The Victorian Government has announced it will spend $31.7 million over the next four years on programs designed to build and sustain its mining industry.
Energy and resources minister Nicholas Kotsiras said more than $19 million of the funding will be used to "reinvigorate the State's mining industry by driving a new wave of exploration and reducing barriers to investment".
“Mining has a proud tradition of contributing to the Victorian economy and society and the Coalition Government is determined to ensure it has a vibrant future,” Kotsiras said.
“Our vision is for a strong and prosperous mining industry that delivers jobs and investment in regional Victoria and makes a significant contribution to the economy while respecting the rights of landholders and protecting the environment.”
In addition to this around $4.2 million will be spent on solving mine stability risks at Latrobe Valley coal mines.
Kotsiras said this funding will speed up work on specific projects.

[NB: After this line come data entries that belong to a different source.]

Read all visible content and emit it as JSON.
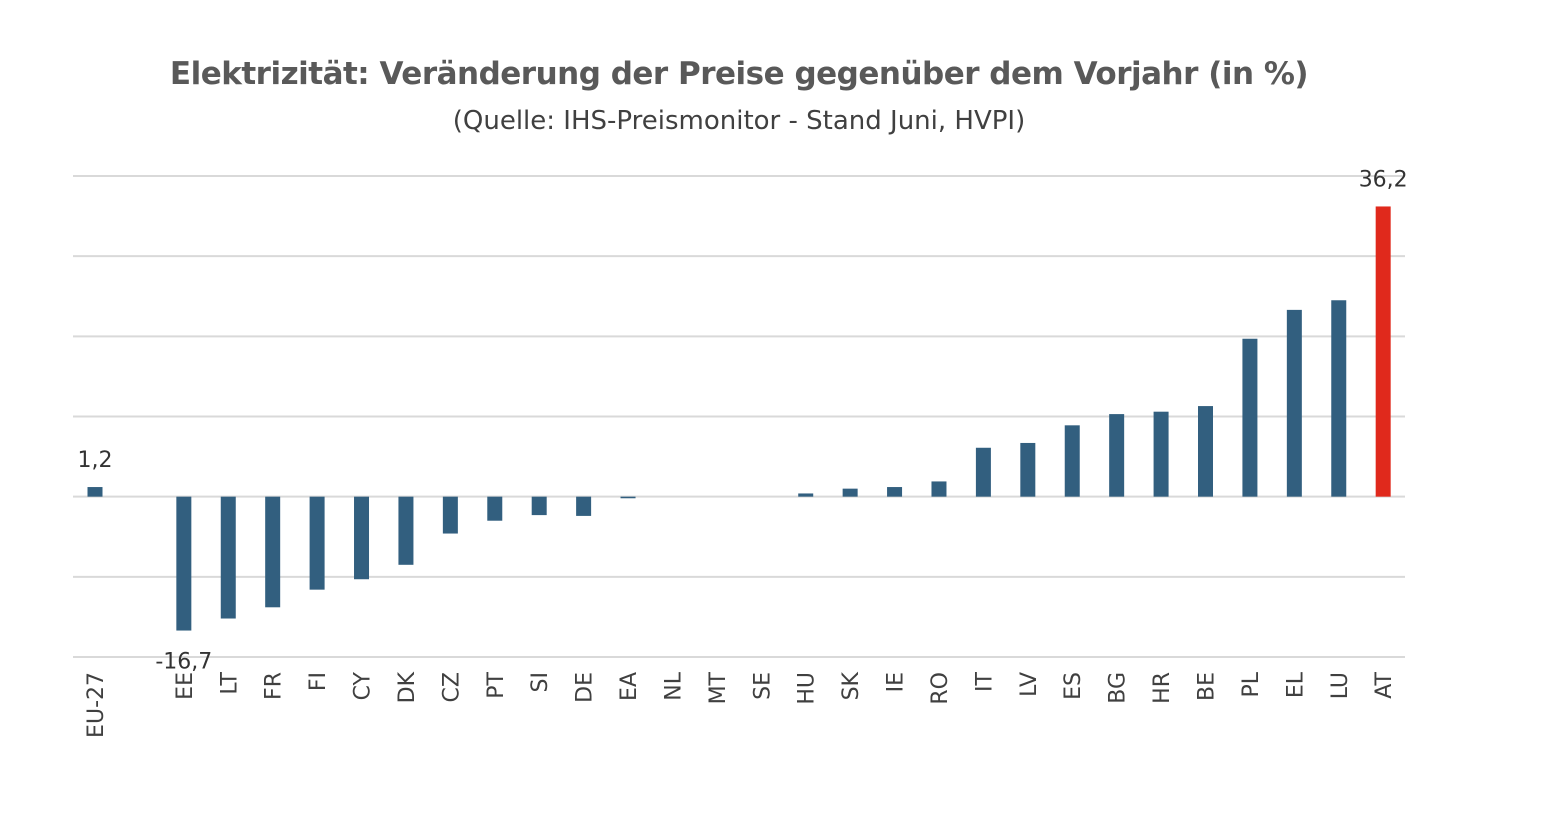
{
  "chart_data": {
    "type": "bar",
    "title": "Elektrizität: Veränderung der Preise gegenüber dem Vorjahr (in %)",
    "subtitle": "(Quelle: IHS-Preismonitor - Stand Juni, HVPI)",
    "categories": [
      "EU-27",
      "",
      "EE",
      "LT",
      "FR",
      "FI",
      "CY",
      "DK",
      "CZ",
      "PT",
      "SI",
      "DE",
      "EA",
      "NL",
      "MT",
      "SE",
      "HU",
      "SK",
      "IE",
      "RO",
      "IT",
      "LV",
      "ES",
      "BG",
      "HR",
      "BE",
      "PL",
      "EL",
      "LU",
      "AT"
    ],
    "values": [
      1.2,
      null,
      -16.7,
      -15.2,
      -13.8,
      -11.6,
      -10.3,
      -8.5,
      -4.6,
      -3.0,
      -2.3,
      -2.4,
      -0.2,
      0.0,
      0.0,
      0.0,
      0.4,
      1.0,
      1.2,
      1.9,
      6.1,
      6.7,
      8.9,
      10.3,
      10.6,
      11.3,
      19.7,
      23.3,
      24.5,
      36.2
    ],
    "data_labels": [
      {
        "category": "EU-27",
        "text": "1,2"
      },
      {
        "category": "EE",
        "text": "-16,7"
      },
      {
        "category": "AT",
        "text": "36,2"
      }
    ],
    "highlight": {
      "category": "AT",
      "color": "#e0291c"
    },
    "bar_color": "#325f7f",
    "gridline_values": [
      -20,
      -10,
      0,
      10,
      20,
      30,
      40
    ],
    "ylim": [
      -20,
      40
    ],
    "grid": true,
    "legend": false
  }
}
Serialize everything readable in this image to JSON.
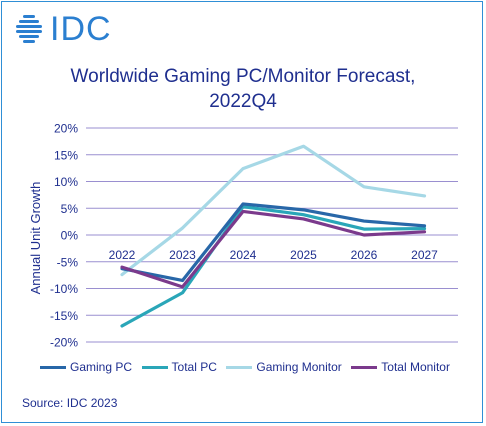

“This $4.2 million will be spent on dealing with the most urgent mine stability issues and building the Coalition Government’s capacity to identify and respond to mine stability risks.”
The announcement was welcomed by the Association of Mining and Exploration Companies (AMEC).
“The state government is taking a long-term approach to its budget and policy development which is welcomed and encouraged by AMEC," the group's CEO Simon Bennison stated.
“This announcement highlights that the state government is taking the current need for greenfields exploration very seriously.
“AMEC looks forward to reviewing the Government’s response to the Parliamentary Inquiry into Greenfield’s Exploration and Mineral Development in Victoria, which is due to be released shortly."